Regione Campania, speso solo il 20% dei fondi governativi anti Covid: «Bisognava aspettare la fine della pandemia»

Coronavirus
di Gianmaria Roberti

Su 163 milioni di fondi per ristrutturare i pronto soccorso e incrementare le terapie intensive Covid, stanziati nel 2020 dal Decreto Rilancio del governo, la Regione Campania ha speso circa il 20%. E tra i motivi dei ritardi, c’è anche il dover attendere la fine della pandemia. Un paradosso, in apparenza, emerso dalla risposta scritta a un’interrogazione in consiglio regionale. L’interpellanza è firmata dalla consigliera Maria Muscarà del gruppo misto.
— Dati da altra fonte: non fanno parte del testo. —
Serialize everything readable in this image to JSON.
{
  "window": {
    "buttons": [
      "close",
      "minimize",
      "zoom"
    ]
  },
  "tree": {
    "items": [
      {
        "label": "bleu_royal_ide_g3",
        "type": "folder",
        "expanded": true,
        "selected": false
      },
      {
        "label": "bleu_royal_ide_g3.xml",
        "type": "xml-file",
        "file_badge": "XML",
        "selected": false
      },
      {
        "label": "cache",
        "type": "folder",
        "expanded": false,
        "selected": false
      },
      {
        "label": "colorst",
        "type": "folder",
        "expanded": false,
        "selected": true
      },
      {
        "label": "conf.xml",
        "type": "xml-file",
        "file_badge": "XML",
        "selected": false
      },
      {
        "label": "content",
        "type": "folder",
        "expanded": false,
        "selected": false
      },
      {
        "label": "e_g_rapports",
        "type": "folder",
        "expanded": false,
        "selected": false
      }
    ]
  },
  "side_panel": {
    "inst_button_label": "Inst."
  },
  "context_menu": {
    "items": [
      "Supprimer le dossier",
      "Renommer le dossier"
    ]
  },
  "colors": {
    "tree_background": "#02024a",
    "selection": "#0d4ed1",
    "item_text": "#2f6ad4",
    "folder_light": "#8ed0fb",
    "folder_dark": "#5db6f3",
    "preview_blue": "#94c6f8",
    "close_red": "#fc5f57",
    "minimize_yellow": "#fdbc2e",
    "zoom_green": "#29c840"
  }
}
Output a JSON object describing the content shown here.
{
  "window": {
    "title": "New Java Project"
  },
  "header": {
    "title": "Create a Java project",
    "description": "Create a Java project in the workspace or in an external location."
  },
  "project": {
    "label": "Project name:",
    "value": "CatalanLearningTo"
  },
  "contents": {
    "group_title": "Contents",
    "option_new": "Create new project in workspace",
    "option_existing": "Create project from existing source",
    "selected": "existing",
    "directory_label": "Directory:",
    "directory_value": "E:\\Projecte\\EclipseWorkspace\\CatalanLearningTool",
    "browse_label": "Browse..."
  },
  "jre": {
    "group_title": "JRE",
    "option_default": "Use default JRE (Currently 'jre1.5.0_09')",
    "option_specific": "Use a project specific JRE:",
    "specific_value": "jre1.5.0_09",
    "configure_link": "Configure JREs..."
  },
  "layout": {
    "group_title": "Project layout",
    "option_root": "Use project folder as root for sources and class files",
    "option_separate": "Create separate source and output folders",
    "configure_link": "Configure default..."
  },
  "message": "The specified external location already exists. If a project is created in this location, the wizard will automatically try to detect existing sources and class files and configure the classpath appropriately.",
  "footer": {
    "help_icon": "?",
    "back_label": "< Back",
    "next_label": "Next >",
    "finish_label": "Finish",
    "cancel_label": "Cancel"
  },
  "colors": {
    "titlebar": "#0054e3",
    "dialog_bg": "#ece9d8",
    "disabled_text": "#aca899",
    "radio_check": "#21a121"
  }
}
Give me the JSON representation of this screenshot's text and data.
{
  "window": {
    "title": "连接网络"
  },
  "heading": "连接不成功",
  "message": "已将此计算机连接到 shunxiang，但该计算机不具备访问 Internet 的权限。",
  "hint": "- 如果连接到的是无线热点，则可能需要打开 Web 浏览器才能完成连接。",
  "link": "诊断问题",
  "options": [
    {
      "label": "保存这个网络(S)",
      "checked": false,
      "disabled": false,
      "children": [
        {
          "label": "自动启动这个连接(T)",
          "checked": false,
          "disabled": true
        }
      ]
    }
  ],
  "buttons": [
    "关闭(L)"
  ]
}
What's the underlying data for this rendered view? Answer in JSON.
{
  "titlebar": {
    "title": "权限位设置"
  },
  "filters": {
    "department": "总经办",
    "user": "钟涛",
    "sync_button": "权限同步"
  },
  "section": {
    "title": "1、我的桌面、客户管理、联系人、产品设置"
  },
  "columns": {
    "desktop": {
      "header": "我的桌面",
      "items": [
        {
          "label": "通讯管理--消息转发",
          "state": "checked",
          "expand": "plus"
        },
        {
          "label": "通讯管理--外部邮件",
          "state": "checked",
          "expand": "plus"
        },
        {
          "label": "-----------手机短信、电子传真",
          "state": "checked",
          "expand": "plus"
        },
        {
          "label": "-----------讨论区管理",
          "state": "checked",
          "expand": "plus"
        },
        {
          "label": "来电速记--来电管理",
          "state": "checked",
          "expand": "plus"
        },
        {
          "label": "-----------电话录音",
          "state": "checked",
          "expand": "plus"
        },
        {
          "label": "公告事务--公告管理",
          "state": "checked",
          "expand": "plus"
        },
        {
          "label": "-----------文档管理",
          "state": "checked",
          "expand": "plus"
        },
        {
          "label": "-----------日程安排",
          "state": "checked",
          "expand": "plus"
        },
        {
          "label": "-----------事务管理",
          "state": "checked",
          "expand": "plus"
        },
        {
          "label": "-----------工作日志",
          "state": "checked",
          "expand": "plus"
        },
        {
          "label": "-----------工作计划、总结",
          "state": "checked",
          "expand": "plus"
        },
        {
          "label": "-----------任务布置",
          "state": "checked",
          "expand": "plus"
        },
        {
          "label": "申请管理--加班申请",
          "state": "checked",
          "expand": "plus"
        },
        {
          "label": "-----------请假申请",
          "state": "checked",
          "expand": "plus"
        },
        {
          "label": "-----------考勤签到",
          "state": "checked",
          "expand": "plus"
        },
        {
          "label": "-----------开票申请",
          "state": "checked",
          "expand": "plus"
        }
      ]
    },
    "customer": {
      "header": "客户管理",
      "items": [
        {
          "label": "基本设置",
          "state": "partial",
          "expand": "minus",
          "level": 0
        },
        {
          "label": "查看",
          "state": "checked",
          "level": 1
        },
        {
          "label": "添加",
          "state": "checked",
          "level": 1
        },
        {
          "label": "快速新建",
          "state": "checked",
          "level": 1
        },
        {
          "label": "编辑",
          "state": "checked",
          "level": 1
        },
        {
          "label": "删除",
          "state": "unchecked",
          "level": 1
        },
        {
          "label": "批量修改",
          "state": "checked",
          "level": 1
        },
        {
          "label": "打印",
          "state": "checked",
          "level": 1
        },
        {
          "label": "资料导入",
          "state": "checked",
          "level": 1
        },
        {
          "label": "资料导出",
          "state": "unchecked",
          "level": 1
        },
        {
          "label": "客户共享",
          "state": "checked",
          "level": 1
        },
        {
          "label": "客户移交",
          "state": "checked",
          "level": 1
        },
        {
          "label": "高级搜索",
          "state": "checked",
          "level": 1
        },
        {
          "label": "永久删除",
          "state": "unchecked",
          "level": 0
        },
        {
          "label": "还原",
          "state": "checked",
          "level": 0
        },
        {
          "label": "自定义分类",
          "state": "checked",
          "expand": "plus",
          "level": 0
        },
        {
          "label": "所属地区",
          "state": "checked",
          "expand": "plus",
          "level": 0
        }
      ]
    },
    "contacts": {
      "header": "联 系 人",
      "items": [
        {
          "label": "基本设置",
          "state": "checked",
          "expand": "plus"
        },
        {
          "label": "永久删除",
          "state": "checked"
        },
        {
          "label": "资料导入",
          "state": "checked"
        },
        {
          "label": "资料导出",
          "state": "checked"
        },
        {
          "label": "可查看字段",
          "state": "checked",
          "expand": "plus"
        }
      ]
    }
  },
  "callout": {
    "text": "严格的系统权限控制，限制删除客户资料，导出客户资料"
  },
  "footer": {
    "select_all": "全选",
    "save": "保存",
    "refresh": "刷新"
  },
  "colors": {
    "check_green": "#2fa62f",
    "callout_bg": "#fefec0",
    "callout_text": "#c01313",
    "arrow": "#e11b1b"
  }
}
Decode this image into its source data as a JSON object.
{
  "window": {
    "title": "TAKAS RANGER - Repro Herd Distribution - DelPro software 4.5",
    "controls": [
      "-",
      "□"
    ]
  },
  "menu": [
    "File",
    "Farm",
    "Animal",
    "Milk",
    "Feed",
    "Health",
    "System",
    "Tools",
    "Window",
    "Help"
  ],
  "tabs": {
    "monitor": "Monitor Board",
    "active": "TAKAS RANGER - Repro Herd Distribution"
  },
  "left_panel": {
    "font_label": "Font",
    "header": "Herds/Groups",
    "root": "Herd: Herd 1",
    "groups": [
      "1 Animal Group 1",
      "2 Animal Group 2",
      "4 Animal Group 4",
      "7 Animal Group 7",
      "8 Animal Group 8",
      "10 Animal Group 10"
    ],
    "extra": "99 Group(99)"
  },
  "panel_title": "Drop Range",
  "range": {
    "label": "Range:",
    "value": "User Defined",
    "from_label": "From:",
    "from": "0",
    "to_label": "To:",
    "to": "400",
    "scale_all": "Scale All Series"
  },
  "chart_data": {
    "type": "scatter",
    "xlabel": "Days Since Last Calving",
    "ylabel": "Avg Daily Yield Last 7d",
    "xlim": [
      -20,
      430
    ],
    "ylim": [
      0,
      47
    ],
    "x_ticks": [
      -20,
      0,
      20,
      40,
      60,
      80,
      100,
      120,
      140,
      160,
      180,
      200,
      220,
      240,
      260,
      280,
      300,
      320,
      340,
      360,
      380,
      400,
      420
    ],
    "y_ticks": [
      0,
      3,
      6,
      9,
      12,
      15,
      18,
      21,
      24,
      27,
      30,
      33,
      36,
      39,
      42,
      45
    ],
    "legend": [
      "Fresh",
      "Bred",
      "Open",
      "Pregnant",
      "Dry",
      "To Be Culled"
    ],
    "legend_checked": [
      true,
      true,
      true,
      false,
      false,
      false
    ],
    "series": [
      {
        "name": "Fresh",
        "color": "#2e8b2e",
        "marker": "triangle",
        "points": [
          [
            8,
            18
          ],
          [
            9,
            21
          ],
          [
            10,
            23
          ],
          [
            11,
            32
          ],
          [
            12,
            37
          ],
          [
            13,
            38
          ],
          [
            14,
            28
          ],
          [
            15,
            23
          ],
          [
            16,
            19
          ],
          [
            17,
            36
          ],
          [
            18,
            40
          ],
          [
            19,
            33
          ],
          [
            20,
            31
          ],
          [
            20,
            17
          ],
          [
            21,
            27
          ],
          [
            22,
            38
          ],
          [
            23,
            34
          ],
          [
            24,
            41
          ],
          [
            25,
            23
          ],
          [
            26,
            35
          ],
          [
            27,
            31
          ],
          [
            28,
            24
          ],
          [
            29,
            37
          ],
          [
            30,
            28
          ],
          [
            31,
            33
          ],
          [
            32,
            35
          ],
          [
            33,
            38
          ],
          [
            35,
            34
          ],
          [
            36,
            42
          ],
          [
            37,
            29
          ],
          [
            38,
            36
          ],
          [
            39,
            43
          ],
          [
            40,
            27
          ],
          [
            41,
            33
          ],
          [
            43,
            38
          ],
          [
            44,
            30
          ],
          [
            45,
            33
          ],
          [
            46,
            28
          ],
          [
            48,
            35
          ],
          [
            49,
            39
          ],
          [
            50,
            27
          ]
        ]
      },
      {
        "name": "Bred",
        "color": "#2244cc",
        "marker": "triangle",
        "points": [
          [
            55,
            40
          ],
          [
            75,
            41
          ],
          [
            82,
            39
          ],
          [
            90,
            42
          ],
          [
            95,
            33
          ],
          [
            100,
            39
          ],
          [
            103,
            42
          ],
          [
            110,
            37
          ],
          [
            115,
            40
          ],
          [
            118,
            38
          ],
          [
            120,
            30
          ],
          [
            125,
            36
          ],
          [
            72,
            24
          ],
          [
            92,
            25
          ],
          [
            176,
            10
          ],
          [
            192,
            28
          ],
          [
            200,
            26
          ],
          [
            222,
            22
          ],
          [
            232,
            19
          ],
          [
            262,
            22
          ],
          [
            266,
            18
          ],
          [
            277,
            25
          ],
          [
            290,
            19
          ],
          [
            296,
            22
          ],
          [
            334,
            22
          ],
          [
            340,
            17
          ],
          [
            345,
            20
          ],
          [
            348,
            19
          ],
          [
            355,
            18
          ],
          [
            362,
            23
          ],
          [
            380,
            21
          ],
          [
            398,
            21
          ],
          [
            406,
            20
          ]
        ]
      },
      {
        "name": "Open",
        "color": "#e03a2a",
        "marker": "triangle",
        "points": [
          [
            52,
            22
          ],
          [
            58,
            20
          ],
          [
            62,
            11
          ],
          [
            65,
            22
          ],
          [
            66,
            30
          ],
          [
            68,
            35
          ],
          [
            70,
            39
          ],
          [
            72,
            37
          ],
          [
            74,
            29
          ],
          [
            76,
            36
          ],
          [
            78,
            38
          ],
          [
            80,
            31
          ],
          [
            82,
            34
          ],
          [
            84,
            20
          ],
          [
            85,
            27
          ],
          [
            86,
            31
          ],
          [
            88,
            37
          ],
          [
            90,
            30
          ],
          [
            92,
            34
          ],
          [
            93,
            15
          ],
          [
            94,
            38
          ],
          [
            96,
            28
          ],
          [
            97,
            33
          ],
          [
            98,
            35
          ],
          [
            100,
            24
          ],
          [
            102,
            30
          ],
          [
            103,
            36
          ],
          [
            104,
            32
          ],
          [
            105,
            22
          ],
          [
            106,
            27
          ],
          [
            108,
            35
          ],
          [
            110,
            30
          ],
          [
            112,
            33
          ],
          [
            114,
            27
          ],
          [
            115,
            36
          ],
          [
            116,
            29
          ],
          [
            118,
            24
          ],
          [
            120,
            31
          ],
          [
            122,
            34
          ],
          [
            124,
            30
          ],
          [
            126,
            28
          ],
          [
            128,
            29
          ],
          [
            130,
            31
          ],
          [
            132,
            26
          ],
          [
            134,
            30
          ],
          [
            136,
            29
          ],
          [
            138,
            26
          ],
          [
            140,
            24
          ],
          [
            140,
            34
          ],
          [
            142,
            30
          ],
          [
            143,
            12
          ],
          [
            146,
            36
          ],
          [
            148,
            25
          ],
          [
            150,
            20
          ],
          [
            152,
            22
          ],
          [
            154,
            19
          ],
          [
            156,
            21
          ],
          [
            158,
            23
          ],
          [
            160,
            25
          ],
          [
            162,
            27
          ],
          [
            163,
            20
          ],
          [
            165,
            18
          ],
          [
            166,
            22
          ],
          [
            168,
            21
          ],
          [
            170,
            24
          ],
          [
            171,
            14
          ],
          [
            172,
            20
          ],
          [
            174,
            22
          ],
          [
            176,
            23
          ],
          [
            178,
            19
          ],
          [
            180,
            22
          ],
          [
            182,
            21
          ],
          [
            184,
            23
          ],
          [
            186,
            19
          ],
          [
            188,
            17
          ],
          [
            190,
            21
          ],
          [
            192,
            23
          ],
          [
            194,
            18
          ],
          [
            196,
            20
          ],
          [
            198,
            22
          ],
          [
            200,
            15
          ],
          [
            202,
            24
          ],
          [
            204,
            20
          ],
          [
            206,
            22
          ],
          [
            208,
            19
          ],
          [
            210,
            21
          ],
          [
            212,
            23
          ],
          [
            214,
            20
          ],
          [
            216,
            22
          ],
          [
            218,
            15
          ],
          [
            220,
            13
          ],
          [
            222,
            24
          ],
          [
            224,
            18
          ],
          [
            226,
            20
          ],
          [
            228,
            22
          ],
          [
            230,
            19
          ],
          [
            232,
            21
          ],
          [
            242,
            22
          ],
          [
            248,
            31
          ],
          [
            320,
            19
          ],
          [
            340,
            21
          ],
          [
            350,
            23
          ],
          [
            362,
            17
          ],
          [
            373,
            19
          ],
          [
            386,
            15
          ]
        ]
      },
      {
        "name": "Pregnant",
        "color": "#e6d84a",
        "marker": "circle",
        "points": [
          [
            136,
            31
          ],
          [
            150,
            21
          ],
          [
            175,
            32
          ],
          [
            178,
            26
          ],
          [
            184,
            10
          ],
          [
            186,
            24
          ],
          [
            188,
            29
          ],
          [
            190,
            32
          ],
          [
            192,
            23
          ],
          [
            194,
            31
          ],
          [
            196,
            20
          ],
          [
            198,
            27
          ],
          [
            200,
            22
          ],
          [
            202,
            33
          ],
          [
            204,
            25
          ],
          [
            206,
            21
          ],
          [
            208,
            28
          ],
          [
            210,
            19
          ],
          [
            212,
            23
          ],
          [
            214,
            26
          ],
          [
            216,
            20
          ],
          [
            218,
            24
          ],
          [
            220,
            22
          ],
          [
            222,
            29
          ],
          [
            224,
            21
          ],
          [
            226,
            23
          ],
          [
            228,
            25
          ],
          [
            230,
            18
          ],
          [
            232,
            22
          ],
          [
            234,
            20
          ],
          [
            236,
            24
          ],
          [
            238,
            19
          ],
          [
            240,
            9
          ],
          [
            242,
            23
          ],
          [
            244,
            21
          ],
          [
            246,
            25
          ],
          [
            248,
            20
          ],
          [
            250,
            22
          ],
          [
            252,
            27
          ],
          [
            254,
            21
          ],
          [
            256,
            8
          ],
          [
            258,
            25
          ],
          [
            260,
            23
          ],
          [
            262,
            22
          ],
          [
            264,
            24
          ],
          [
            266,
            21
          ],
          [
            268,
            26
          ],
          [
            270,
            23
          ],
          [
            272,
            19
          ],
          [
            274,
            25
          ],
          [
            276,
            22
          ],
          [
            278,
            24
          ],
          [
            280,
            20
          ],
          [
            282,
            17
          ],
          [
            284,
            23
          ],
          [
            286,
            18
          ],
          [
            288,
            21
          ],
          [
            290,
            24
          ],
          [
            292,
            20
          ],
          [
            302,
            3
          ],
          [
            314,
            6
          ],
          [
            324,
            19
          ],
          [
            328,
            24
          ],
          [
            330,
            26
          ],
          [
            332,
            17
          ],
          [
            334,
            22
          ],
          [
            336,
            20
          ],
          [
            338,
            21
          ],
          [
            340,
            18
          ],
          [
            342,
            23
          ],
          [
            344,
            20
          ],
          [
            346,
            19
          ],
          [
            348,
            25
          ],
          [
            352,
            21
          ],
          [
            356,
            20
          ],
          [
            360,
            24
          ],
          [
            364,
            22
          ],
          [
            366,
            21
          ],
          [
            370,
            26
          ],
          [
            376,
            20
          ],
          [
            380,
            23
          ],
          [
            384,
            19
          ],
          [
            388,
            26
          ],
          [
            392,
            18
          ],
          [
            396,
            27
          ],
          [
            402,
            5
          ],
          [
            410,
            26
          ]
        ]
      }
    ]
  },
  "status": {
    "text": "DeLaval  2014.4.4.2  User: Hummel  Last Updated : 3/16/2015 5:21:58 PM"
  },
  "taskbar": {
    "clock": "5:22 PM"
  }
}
Tra i quesiti rivolti alla giunta regionale: la cifra richiesta dalla Regione al commissario straordinario per l’attuazione e il coordinamento delle misure di contenimento all’emergenza Covid, rispetto ai 163 milioni stanziati dal governo; lo stato dei lavori di ristrutturazione nei 26 pronto soccorso, previsti da una delibera di Palazzo Santa Lucia del luglio 2020; lo stato di acquisizione delle attrezzature elettromedicali destinate alle strutture sanitarie; la percentuale di posti letto di terapia intensiva e semintensiva attivati finora, in attuazione della relativa delibera; la cifra finora spesa dalla Regione per gli interventi.

Dalla risposta scritta, si apprende il quadro attuale. Tanto per iniziare, ai 163,8 milioni del governo, la Campania ne aggiunge altri 14,7 di risorse regionali. Ma passando ai lavori, si scoprono alcune cose. Ad esempio, resta da avviare ben il 53,85% degli interventi previsti. Sul punto il direttore generale per la Tutela della Salute, Antonio Postiglione, riporta le «motivazioni addotte al ritardo». Ragioni «riconducibili alle seguenti casistiche», tra cui troviamo «motivi tecnici», ma anche il fatto che «l’intervento è oggetto di rimodulazione come da Dgrc (delibera di giunta, ndr) 168/22, attualmente in attesa di nulla osta ministeriale». E poi c’è quella singolare giustificazione: «Necessità di cessazione della pandemia per poter intervenire negli spazi oggetto dell’intervento». Messa così, sembrerebbe: fintanto che c’è stata l’emergenza, non si potevano fare i lavori. Anche se le opere servivano a fronteggiare l’emergenza stessa. Idem, par di capire, per l’acquisto di attrezzature: da avviare ancora il 53,85%.

La Regione precisa che «alcuni interventi prevedono acquisizioni di attrezzature elettromedicali sia per posti di Ti sia per quelli di Tsi quindi, in tale analisi, si conteggiano 2 volte». Va un po’ meglio per l’attivazione di posti letto di intensiva e semintensiva: allo stato, i primi sono al 76,75% di quelli previsti, i secondi al 57,14%. A spiccare, però, è la cifra sinora spesa dalla Regione: soltanto 38,9 milioni.

«Finora la Regione – dice Muscarà – ha speso poco più del 20% dei fondi concessi dal governo per gli interventi previsti dal decreto Rilancio n. 34 del 19 maggio 2020, nella prima ondata pandemica, solo 38 milioni di euro a fronte di 163 milioni erogati tramite decreto-legge. Questi fondi servivano ad interventi organizzativi e strutturali, incrementando i posti letto di terapia intensiva e subintensiva, ristrutturare i pronto soccorso durante la pandemia da Covid-19. Quante vite sarebbero state salvate?». Secondo la consigliera, la «risposta del Dipartimento della Salute Regionale all’interrogazione che ho presentato in collaborazione con il NurSind» rivela «una notizia assurda, ossia che si necessita della ‘cessazione della pandemia, per poter intervenire negli spazi oggetto’, pur essendo quei fondi destinati proprio ad essa: non sono stati attivati 116 posti letto di terapia intensiva, mancano 174 posti letto di terapia subintensiva, apparecchi elettromedicali per la terapia intensiva e per i pronto soccorso».

La consigliera Maria Muscarà

Muscarà rileva come «ci lamentiamo spesso che mancano i fondi, ma quando ci sono non li spendiamo. Si comincia finalmente a capire che chi governa è distaccato totalmente dalla realtà, i grandi miracoli della sanità sbandierati dal governatore De Luca non ci sono, e rimangono sulla carta di quegli uffici burocratici». Sulla vicenda aleggia un interrogativo: «Faranno lo stesso con il Pnrr? Su questo tema è stato continuamente sollecitato dalla sottoscritta il presidente Alaia, al fine di convocare la sua Commissione Sanità, ma come al solito rifiutano qualsiasi tipo di contatto, approvando poi solo le leggi della giunta ed obbedendo per 5 anni di mandato». Ai posteri l’ardua sentenza.